The bottom line and driver of the energy discussion revolves around providing energy and earning huge sums of money. The oil, gas and coal reserves still in the ground are worth trillions of dollars. If there is a move from fossil fuels to clean energy alternatives, these resources will be "stranded assets" and the companies will be the losers. They have a direct financial investment that compels them to funnel millions to faux-scientists--such as employed by the Heartland Institute or the International Climate Science Coalition-- to sow "doubt and confusion" in the minds of the general public (this was a ploy that was used successfully for years by the cigarette manufacturers even when they knew how damaging their products were). The fossil fuel industry systematically develops slick pro-fossil fuel ads that depict a positive, yet false, impression of how the world benefits from the carbon-producing, environmentally-damaging products they are promoting.

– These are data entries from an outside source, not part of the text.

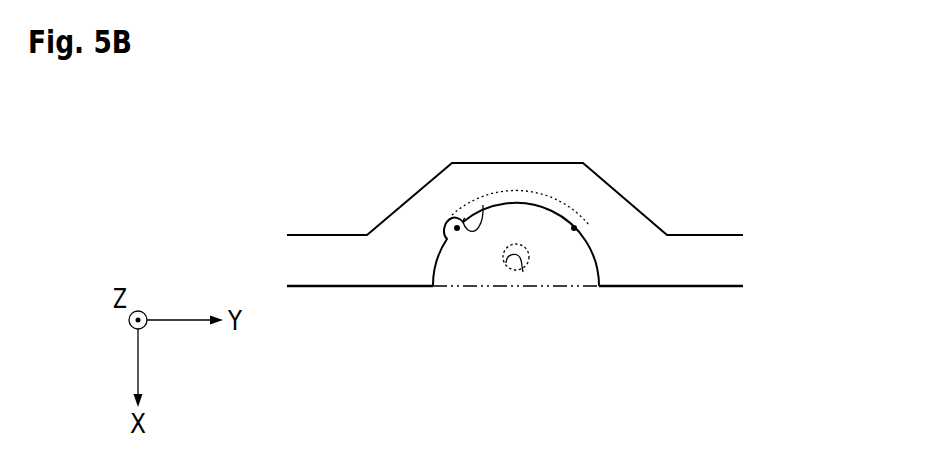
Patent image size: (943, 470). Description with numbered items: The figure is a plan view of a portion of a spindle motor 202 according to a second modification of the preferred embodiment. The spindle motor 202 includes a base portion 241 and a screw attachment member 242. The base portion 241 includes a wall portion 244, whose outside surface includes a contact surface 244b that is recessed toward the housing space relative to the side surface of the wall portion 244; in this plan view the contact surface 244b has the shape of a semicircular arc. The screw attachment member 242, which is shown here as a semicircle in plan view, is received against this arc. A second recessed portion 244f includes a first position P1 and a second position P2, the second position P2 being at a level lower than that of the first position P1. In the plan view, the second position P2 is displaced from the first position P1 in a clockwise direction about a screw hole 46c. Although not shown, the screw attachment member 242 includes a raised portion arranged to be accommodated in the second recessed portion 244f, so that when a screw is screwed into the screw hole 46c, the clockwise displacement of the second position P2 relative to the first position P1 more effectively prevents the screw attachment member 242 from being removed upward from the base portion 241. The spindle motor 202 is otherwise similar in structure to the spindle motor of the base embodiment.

The spindle motor 202 is at (733, 115).
The wall portion 244 is at (703, 258).
The base portion 241 is at (720, 296).
The screw attachment member 242 is at (463, 258).
The contact surface 244b is at (590, 262).
The second recessed portion 244f is at (483, 205).
The screw hole 46c is at (523, 272).
The first position P1 is at (457, 228).
The second position P2 is at (574, 228).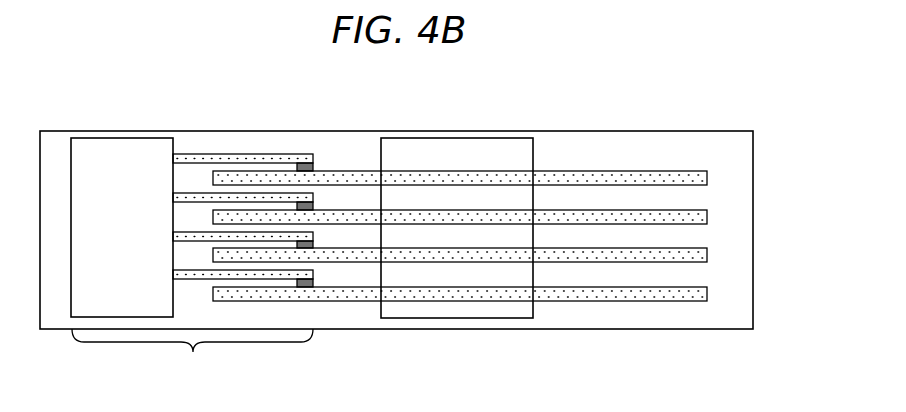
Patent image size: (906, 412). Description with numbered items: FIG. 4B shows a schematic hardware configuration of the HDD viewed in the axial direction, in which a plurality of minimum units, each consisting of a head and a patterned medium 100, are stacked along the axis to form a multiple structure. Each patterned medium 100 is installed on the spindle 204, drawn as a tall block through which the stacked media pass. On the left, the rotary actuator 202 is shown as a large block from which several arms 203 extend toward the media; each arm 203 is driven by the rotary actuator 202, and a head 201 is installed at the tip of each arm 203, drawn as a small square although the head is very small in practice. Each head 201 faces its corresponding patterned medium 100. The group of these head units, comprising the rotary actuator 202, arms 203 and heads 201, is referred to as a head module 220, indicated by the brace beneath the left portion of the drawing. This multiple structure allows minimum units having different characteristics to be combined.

The patterned medium 100 is at (363, 176).
The head 201 is at (304, 162).
The rotary actuator 202 is at (117, 147).
The arm 203 is at (197, 154).
The spindle 204 is at (515, 145).
The head module 220 is at (192, 357).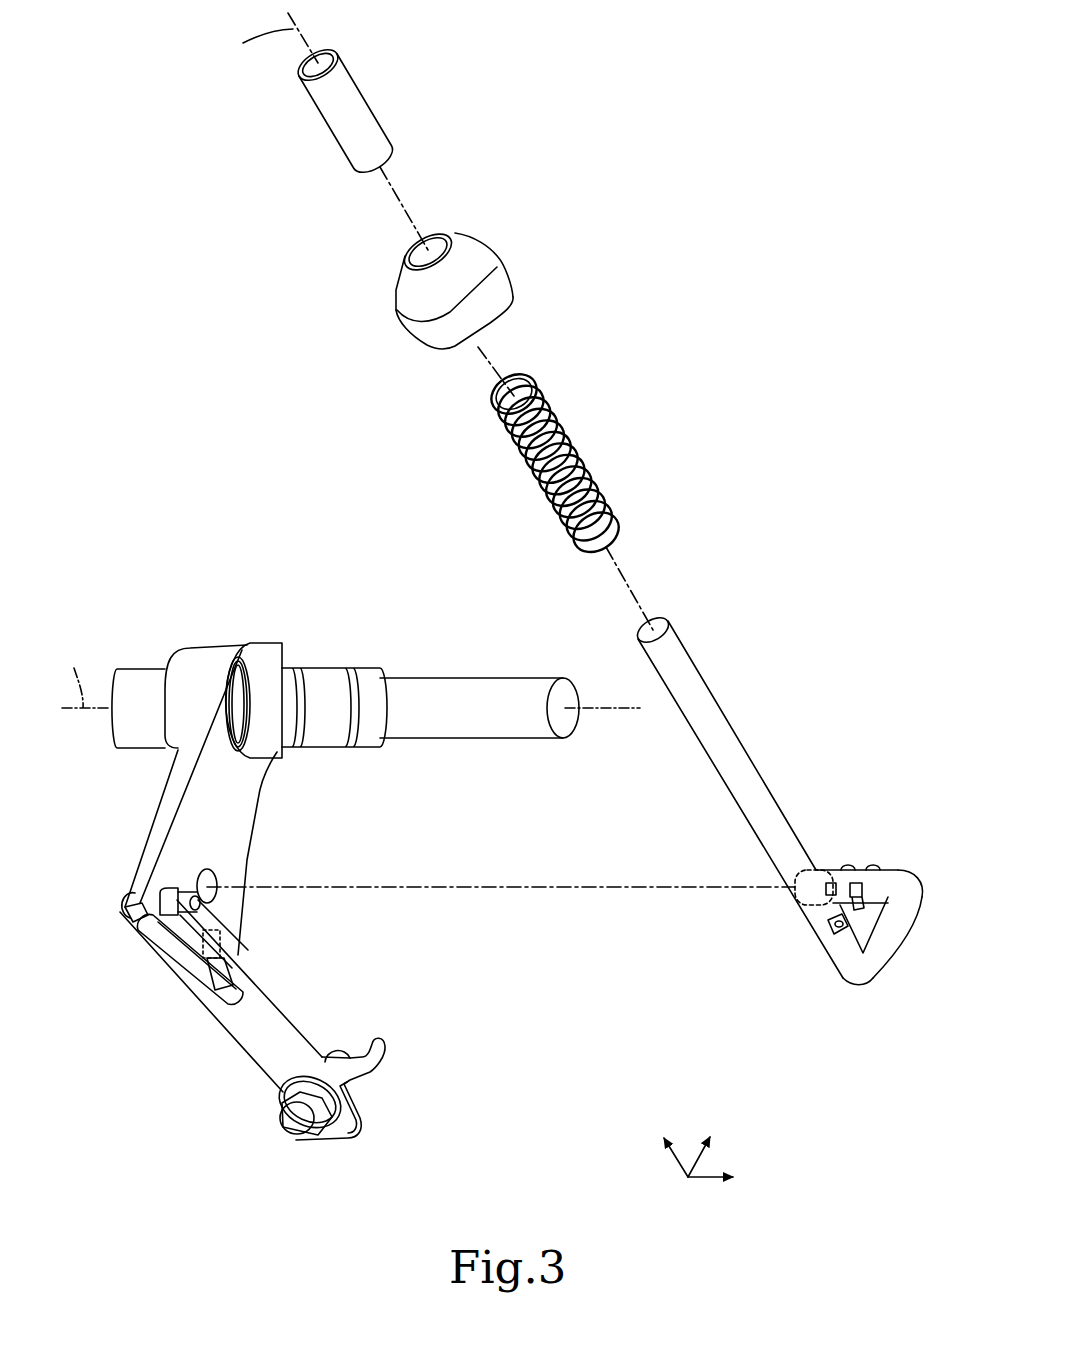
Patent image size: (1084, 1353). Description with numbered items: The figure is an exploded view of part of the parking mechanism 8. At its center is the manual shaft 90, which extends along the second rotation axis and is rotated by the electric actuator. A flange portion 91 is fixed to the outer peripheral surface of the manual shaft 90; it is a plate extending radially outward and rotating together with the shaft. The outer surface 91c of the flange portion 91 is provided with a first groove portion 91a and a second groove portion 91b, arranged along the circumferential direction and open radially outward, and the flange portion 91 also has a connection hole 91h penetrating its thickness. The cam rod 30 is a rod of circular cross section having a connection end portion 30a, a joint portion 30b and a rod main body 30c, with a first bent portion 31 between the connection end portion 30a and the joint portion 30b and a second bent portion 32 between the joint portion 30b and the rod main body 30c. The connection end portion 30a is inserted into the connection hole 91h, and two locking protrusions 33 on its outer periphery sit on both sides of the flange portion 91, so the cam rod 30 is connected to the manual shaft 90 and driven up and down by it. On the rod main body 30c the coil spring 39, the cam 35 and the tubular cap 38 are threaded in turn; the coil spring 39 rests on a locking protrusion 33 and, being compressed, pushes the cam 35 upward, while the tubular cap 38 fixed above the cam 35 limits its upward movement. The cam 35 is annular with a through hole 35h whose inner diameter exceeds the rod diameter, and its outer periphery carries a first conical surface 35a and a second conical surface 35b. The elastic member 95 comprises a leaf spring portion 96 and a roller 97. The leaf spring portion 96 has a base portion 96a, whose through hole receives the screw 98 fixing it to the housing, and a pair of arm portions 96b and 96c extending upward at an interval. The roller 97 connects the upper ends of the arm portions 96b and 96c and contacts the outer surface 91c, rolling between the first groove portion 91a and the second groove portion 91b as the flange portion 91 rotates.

Dr. Hans Blix, former director of the UN Atomic Energy Agency and head of the UN Verification Mission in Iraq that searched for WMDs, was clairvoyant in 2003. Dr. Blix--even though he originally thought Saddam had weapons-- scientifically and empirically proved they did not exist and said the invasion of Iraq was "illegal." In a recent Financial Times interview he suggested that environmental destruction was a "slow suicide." Perhaps the media, which ignored Blix's accurate analysis in 2003, should pay attention to him and hundreds of thousands of other experts who are sounding the alarm.

It has been alleged that as the RMS Titanic was sinking the band played the hymn "Nearer, My God, To Thee." If humans do not confront the climate change disaster that is looming, are the metaphorical iceberg getting closer and the lyrics even more appropriate? The clock is ticking.